Hillary Clinton’s “shameless will to power” will keep her in the race for the Democratic presidential nomination to the bitter end, according to National Review Editor Rich Lowry.
Barack Obama’s campaign touts “the math” as pointing to an insurmountable delegate lead for the Illinois senator. But in an article that appears on the RealClearPolitics Web site, Lowry writes about Hillary:
“She’s not electrifying on the stump, her campaign is dysfunctional, and — truth be told — she’s not particularly experienced. What Hillary has is a shameless will to power, and a near lock on an old-school Democratic coalition built on working-class whites. That is enough for her to try to pry the nomination from Obama’s hands one finger at a time.”
Obama will most likely continue to lead Clinton by about 100 pledged delegates, but won’t get enough to secure the nomination before the convention in August. Obama, and Hillary for that matter, will need superdelegates — elected officials and party officers who are free to vote for whomever they choose, Lowry notes.
And those superdelegates won’t necessarily support the candidate with the most pledged delegates. The Washington Post spoke with 80 superdelegates who said they will support the candidate who will run the strongest campaign against Republican John McCain.

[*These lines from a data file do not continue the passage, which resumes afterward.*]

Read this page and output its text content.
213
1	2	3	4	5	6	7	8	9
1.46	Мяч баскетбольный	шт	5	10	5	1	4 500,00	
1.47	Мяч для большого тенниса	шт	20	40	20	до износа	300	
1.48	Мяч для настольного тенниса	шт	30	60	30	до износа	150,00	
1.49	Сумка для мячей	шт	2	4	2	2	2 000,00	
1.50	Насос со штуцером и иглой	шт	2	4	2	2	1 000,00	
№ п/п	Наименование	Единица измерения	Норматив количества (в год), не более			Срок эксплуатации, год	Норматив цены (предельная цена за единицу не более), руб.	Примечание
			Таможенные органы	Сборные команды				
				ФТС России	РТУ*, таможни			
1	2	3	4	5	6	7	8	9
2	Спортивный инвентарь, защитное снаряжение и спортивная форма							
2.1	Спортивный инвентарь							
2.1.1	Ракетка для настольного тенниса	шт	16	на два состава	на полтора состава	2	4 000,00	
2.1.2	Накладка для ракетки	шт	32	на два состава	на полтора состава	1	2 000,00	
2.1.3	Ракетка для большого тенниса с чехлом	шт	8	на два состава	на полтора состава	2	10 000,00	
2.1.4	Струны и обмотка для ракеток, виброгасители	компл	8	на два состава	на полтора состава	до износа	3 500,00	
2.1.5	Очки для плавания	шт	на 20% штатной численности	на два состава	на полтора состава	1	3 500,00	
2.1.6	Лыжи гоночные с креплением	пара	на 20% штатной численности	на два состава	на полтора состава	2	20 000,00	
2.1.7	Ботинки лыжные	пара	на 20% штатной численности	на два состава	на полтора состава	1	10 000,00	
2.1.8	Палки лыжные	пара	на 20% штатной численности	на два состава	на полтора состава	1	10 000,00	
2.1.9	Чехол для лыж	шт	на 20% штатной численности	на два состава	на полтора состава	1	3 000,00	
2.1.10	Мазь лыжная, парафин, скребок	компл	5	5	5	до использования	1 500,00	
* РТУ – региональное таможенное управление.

That could lead to a bitter floor fight at the convention.
“When Hillary and Bill Clinton talk of Obama as Hillary’s pick for vice president, they are targeting Obama’s toughness,” Lowry observes. “They surely believe that, faced with a Hillary who will go to the convention and spoil his nomination with a nasty floor fight if she has to, Obama will blink. For the sake of his party and the cause of change, he’ll take a unifying deal that puts him in the No. 2 slot.”
Obama has downplayed the possibility of taking the vice presidential slot, but hasn’t totally ruled it out, and until he does, “doubts will remain about whether he has the stomach for what Hillary will drag him through,” writes Lowry, who adds:
“About this there can be no doubt: When Hillary said at the beginning of her campaign that she’s ‘in it to win it,’ she meant it.”